There was, inevitably, one spiteful wife who divined her husband's intentions. By shrewd reasoning, she figured approximately the number of years he had chosen to be absent, and put herself away for a like period. In a TV dramatization rather pessimistically entitled You Can't Get Away, the husband described his sensations upon being defrosted after 15 years, only to find his wife waiting for him, right there in the reception room of the Zeritsky plant.

"She was as perfectly preserved as I was," he said. "Every irritating habit that had made my life unbearable with her was absolutely intact."

The sins of the fathers may be visited on the sons, but how often we see repeated the old familiar pattern of the sons destroying the lifework of the fathers! The Zeritsky Brothers were fanatically meticulous. They supervised every detail of their operations, and kept their records with an elaborate system of checks and doublechecks. They were shrewd enough to realize that complete dependability was essential to their business. A satisfied Zeritsky client was a silent client. One dissatisfied client would be enough to blow the business apart.

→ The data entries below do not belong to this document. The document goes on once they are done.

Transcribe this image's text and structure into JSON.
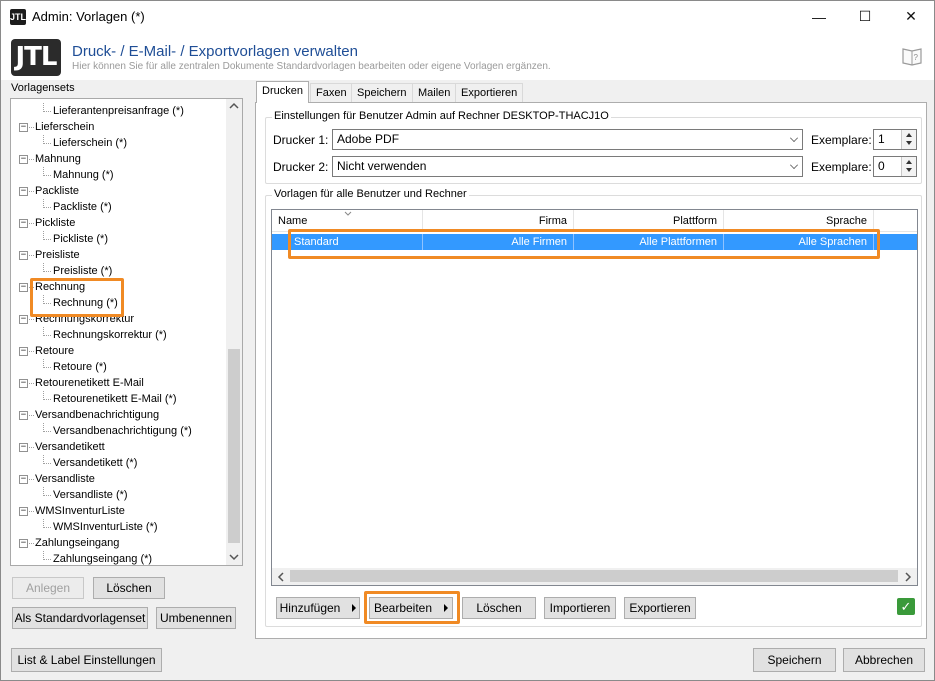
{
  "window": {
    "app_logo": "JTL",
    "title": "Admin: Vorlagen (*)",
    "minimize_glyph": "—",
    "maximize_glyph": "☐",
    "close_glyph": "✕"
  },
  "header": {
    "logo": "JTL",
    "title": "Druck- / E-Mail- / Exportvorlagen verwalten",
    "subtitle": "Hier können Sie für alle zentralen Dokumente Standardvorlagen bearbeiten oder eigene Vorlagen ergänzen.",
    "help_icon": "help-book-icon"
  },
  "left": {
    "label": "Vorlagensets",
    "tree": [
      {
        "label": "Lieferantenpreisanfrage (*)",
        "level": 1
      },
      {
        "label": "Lieferschein",
        "level": 0
      },
      {
        "label": "Lieferschein (*)",
        "level": 1
      },
      {
        "label": "Mahnung",
        "level": 0
      },
      {
        "label": "Mahnung (*)",
        "level": 1
      },
      {
        "label": "Packliste",
        "level": 0
      },
      {
        "label": "Packliste (*)",
        "level": 1
      },
      {
        "label": "Pickliste",
        "level": 0
      },
      {
        "label": "Pickliste (*)",
        "level": 1
      },
      {
        "label": "Preisliste",
        "level": 0
      },
      {
        "label": "Preisliste (*)",
        "level": 1
      },
      {
        "label": "Rechnung",
        "level": 0
      },
      {
        "label": "Rechnung (*)",
        "level": 1
      },
      {
        "label": "Rechnungskorrektur",
        "level": 0
      },
      {
        "label": "Rechnungskorrektur (*)",
        "level": 1
      },
      {
        "label": "Retoure",
        "level": 0
      },
      {
        "label": "Retoure (*)",
        "level": 1
      },
      {
        "label": "Retourenetikett E-Mail",
        "level": 0
      },
      {
        "label": "Retourenetikett E-Mail (*)",
        "level": 1
      },
      {
        "label": "Versandbenachrichtigung",
        "level": 0
      },
      {
        "label": "Versandbenachrichtigung (*)",
        "level": 1
      },
      {
        "label": "Versandetikett",
        "level": 0
      },
      {
        "label": "Versandetikett (*)",
        "level": 1
      },
      {
        "label": "Versandliste",
        "level": 0
      },
      {
        "label": "Versandliste (*)",
        "level": 1
      },
      {
        "label": "WMSInventurListe",
        "level": 0
      },
      {
        "label": "WMSInventurListe (*)",
        "level": 1
      },
      {
        "label": "Zahlungseingang",
        "level": 0
      },
      {
        "label": "Zahlungseingang (*)",
        "level": 1
      }
    ],
    "btn_anlegen": "Anlegen",
    "btn_loeschen": "Löschen",
    "btn_standard": "Als Standardvorlagenset",
    "btn_umbenennen": "Umbenennen"
  },
  "tabs": [
    "Drucken",
    "Faxen",
    "Speichern",
    "Mailen",
    "Exportieren"
  ],
  "printer_group": {
    "label": "Einstellungen für Benutzer Admin auf Rechner DESKTOP-THACJ1O",
    "drucker1_label": "Drucker 1:",
    "drucker1_value": "Adobe PDF",
    "drucker2_label": "Drucker 2:",
    "drucker2_value": "Nicht verwenden",
    "exemplare_label": "Exemplare:",
    "exemplare1": "1",
    "exemplare2": "0"
  },
  "templates_group": {
    "label": "Vorlagen für alle Benutzer und Rechner",
    "columns": [
      "Name",
      "Firma",
      "Plattform",
      "Sprache"
    ],
    "rows": [
      {
        "name": "Standard",
        "firma": "Alle Firmen",
        "plattform": "Alle Plattformen",
        "sprache": "Alle Sprachen"
      }
    ]
  },
  "actions": {
    "hinzufuegen": "Hinzufügen",
    "bearbeiten": "Bearbeiten",
    "loeschen": "Löschen",
    "importieren": "Importieren",
    "exportieren": "Exportieren"
  },
  "footer": {
    "list_label": "List & Label Einstellungen",
    "speichern": "Speichern",
    "abbrechen": "Abbrechen"
  },
  "colors": {
    "selection": "#3399ff",
    "highlight": "#f08a24",
    "title": "#1f4e96"
  }
}
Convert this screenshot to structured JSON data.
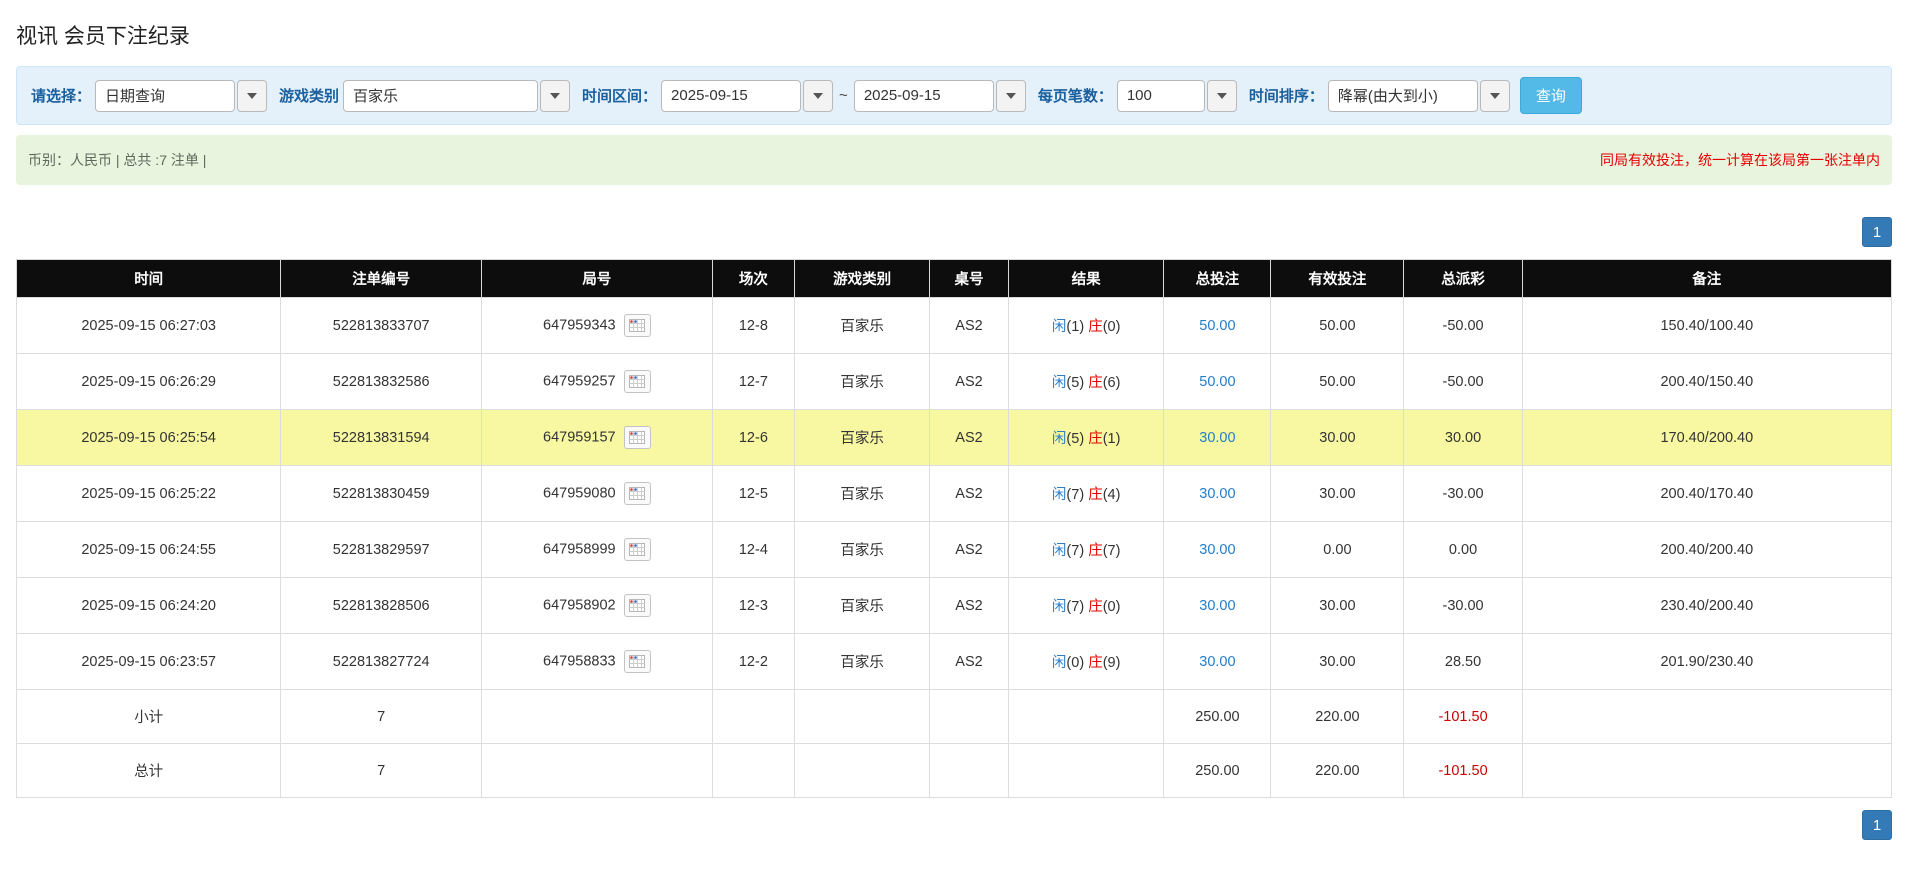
{
  "page": {
    "title": "视讯 会员下注纪录"
  },
  "filters": {
    "select_label": "请选择：",
    "select_value": "日期查询",
    "game_type_label": "游戏类别",
    "game_type_value": "百家乐",
    "date_range_label": "时间区间：",
    "date_from": "2025-09-15",
    "date_separator": "~",
    "date_to": "2025-09-15",
    "page_size_label": "每页笔数：",
    "page_size_value": "100",
    "sort_label": "时间排序：",
    "sort_value": "降幂(由大到小)",
    "search_button": "查询"
  },
  "summary": {
    "currency_info": "币别：人民币 | 总共 :7 注单 |",
    "notice": "同局有效投注，统一计算在该局第一张注单内"
  },
  "pagination": {
    "page": "1"
  },
  "table": {
    "headers": [
      "时间",
      "注单编号",
      "局号",
      "场次",
      "游戏类别",
      "桌号",
      "结果",
      "总投注",
      "有效投注",
      "总派彩",
      "备注"
    ],
    "rows": [
      {
        "time": "2025-09-15 06:27:03",
        "bet_id": "522813833707",
        "round_id": "647959343",
        "session": "12-8",
        "game": "百家乐",
        "table_no": "AS2",
        "player_label": "闲",
        "player_num": "(1)",
        "banker_label": "庄",
        "banker_num": "(0)",
        "total_bet": "50.00",
        "valid_bet": "50.00",
        "payout": "-50.00",
        "payout_red": true,
        "note": "150.40/100.40",
        "highlight": false
      },
      {
        "time": "2025-09-15 06:26:29",
        "bet_id": "522813832586",
        "round_id": "647959257",
        "session": "12-7",
        "game": "百家乐",
        "table_no": "AS2",
        "player_label": "闲",
        "player_num": "(5)",
        "banker_label": "庄",
        "banker_num": "(6)",
        "total_bet": "50.00",
        "valid_bet": "50.00",
        "payout": "-50.00",
        "payout_red": true,
        "note": "200.40/150.40",
        "highlight": false
      },
      {
        "time": "2025-09-15 06:25:54",
        "bet_id": "522813831594",
        "round_id": "647959157",
        "session": "12-6",
        "game": "百家乐",
        "table_no": "AS2",
        "player_label": "闲",
        "player_num": "(5)",
        "banker_label": "庄",
        "banker_num": "(1)",
        "total_bet": "30.00",
        "valid_bet": "30.00",
        "payout": "30.00",
        "payout_red": false,
        "note": "170.40/200.40",
        "highlight": true
      },
      {
        "time": "2025-09-15 06:25:22",
        "bet_id": "522813830459",
        "round_id": "647959080",
        "session": "12-5",
        "game": "百家乐",
        "table_no": "AS2",
        "player_label": "闲",
        "player_num": "(7)",
        "banker_label": "庄",
        "banker_num": "(4)",
        "total_bet": "30.00",
        "valid_bet": "30.00",
        "payout": "-30.00",
        "payout_red": true,
        "note": "200.40/170.40",
        "highlight": false
      },
      {
        "time": "2025-09-15 06:24:55",
        "bet_id": "522813829597",
        "round_id": "647958999",
        "session": "12-4",
        "game": "百家乐",
        "table_no": "AS2",
        "player_label": "闲",
        "player_num": "(7)",
        "banker_label": "庄",
        "banker_num": "(7)",
        "total_bet": "30.00",
        "valid_bet": "0.00",
        "payout": "0.00",
        "payout_red": false,
        "note": "200.40/200.40",
        "highlight": false
      },
      {
        "time": "2025-09-15 06:24:20",
        "bet_id": "522813828506",
        "round_id": "647958902",
        "session": "12-3",
        "game": "百家乐",
        "table_no": "AS2",
        "player_label": "闲",
        "player_num": "(7)",
        "banker_label": "庄",
        "banker_num": "(0)",
        "total_bet": "30.00",
        "valid_bet": "30.00",
        "payout": "-30.00",
        "payout_red": true,
        "note": "230.40/200.40",
        "highlight": false
      },
      {
        "time": "2025-09-15 06:23:57",
        "bet_id": "522813827724",
        "round_id": "647958833",
        "session": "12-2",
        "game": "百家乐",
        "table_no": "AS2",
        "player_label": "闲",
        "player_num": "(0)",
        "banker_label": "庄",
        "banker_num": "(9)",
        "total_bet": "30.00",
        "valid_bet": "30.00",
        "payout": "28.50",
        "payout_red": false,
        "note": "201.90/230.40",
        "highlight": false
      }
    ],
    "subtotal": {
      "label": "小计",
      "count": "7",
      "total_bet": "250.00",
      "valid_bet": "220.00",
      "payout": "-101.50"
    },
    "total": {
      "label": "总计",
      "count": "7",
      "total_bet": "250.00",
      "valid_bet": "220.00",
      "payout": "-101.50"
    }
  }
}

The sons, in their greed, over-expanded to the point where they could not, even among the four of them, personally supervise each and every detail. A fatal mistake was bound to occur sooner or later. When it did, the victim broadcast his grievance to the world.

The story appeared in a national magazine, every copy of which was sold an hour after it appeared on the stands. Under the title They Put the Freeze on Me! John A. Monahan told his tragic tale. At the age of 37, he had fallen desperately in love with a girl of 16. She was immature and frivolous and wanted to "play around" a little more before she settled down.

"She told me," he wrote, "to come back in five years, and that started me thinking. In five years I'd be 42, and what would a girl of 21 want with a man twice as old as her?"

John Monahan moved in circles where the work of the Zeritskys was well known. Not only did he see an opportunity of being still only 37 when his darling reached 21, but he foresaw a painless way of passing the years which he must endure without her. Accordingly, he presented himself for the deep-freeze, paid his $3,000 and the $500 storage charge in advance, and left, he claimed, "written instructions to let me out in five years, so there'd be no mistakes."